The statistically significant changes in urinalysis, hematology, and organ weight parameters remained within normal ranges [32], were not dose-dependent, and were unaccompanied by correlative findings; thus, they were not toxicologically significant. In addition, the changes in organ weight were considered to be associated with weight loss.

Contrary to our results, a recent study has shown an increase in serum ALT and AST levels and hepatocellular necrosis after administration of P. lobata extract (500 mg/kg/day) for 4 weeks in female mice, suggesting that the main compound puerarin may be responsible for this effect [23]. However, most evidence suggests that P. lobata and puerarin have hepatoprotective effects in animal models of hepatotoxicity [35-40]. Also, administration of P. lobata extract for 12 weeks did not affect ALT and AST levels in human subjects with elevated serum γ-glutamyl transferase levels due to alcohol consumption [41]. Baicalin, the major compound of S. baicalensis, has been reported to induce kidney injury and fibrosis in rats at high doses (≥ 400 mg/kg/day per os); yet the highest administered baicalin dose in this study was approximately 200 mg/kg/day, which is lower than the reported toxic dose [24]. Under the experimental conditions of this study, the oral NOAEL of HT047 was found to be greater than 5000 mg/kg/day in rats of both sexes.

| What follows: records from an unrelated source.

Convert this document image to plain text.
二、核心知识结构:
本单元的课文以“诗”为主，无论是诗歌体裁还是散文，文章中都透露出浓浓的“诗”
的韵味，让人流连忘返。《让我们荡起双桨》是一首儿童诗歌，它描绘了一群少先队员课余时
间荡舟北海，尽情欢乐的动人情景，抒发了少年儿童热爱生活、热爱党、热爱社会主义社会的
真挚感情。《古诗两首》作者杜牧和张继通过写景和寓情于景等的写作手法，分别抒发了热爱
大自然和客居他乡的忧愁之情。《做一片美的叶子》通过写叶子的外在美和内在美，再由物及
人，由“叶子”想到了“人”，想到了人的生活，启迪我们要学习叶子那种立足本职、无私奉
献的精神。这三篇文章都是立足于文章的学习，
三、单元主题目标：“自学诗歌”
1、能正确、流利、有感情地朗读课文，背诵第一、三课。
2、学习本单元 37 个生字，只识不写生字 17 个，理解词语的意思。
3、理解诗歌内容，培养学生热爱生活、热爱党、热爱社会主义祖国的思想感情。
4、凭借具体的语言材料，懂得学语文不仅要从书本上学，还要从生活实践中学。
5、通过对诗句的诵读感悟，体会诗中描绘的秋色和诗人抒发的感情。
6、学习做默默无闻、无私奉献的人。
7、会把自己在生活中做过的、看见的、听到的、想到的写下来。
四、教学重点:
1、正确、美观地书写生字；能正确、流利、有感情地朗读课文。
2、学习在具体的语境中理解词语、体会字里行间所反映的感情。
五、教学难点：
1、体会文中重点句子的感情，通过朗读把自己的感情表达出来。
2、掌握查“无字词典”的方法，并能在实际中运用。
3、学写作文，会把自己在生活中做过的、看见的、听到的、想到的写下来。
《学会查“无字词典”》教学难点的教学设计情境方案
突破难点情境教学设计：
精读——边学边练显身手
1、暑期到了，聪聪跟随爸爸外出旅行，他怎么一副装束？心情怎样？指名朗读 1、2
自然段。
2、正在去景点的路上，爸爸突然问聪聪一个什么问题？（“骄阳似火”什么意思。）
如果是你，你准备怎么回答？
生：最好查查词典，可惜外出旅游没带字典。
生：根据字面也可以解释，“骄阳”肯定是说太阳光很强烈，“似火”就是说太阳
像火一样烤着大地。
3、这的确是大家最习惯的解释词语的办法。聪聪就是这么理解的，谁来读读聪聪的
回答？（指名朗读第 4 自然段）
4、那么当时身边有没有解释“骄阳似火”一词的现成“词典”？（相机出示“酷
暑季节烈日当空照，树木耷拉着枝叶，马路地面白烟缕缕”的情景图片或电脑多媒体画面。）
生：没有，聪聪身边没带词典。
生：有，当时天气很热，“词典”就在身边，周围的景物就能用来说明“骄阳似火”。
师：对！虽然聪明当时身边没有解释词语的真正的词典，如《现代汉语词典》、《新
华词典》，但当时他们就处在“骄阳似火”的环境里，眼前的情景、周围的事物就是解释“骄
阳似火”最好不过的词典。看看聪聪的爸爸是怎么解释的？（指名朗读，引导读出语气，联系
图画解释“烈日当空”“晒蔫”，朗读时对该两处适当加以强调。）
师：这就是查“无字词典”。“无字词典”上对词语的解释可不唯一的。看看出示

Limited data are available on the potential toxicity of P. lobata, S. baicalensis, and their combination. Chang et al. reported that single oral administration of the polysaccharide fraction of P. lobata at doses of up to 5000 mg/kg did not cause any toxicological changes in male and female rats [16]. The oral 50% lethal dose (LD50) and ALD of P. lobata and S. baicalensis water extracts were both greater than 2000 mg/kg in male and female mice [15, 17]. In the acute toxicity studies of Seong et al. [15] and Lee et al. [17] a dose of 2000 mg/kg was set as the highest dose according to the guidelines of the Korean MFDS and OECD. However, a rat dose of 2000 mg/kg does not provide a 10-fold safety margin of the proposed human dose of HT047 (2250 mg/day) and thus a dose of 5000 mg/kg was chosen for this acute toxicity study. Our results of the acute and subchronic toxicity studies, together with previous findings, support the positive safety profile of P. lobata, S. baicalensis, and their combination. The single and repeated administration of HT047 did not cause any toxic effects in rats at doses of up to 5000 mg/kg/day, which corresponds to approximately 22 times the proposed dose administered in the clinical trial. Thus, it could be presumed that HT047 has a sufficient safety margin.

Conclusions

In conclusion, the oral ALD and NOAEL of HT047 were > 5000 mg/kg and > 5000 mg/kg/day, respectively, in rats, and no target organs were identified. The present study supports the safety of HT047 as an agent for the treatment of ischemic stroke and further confirms the safety of the clinical use of P. lobata and S. baicalensis in combination.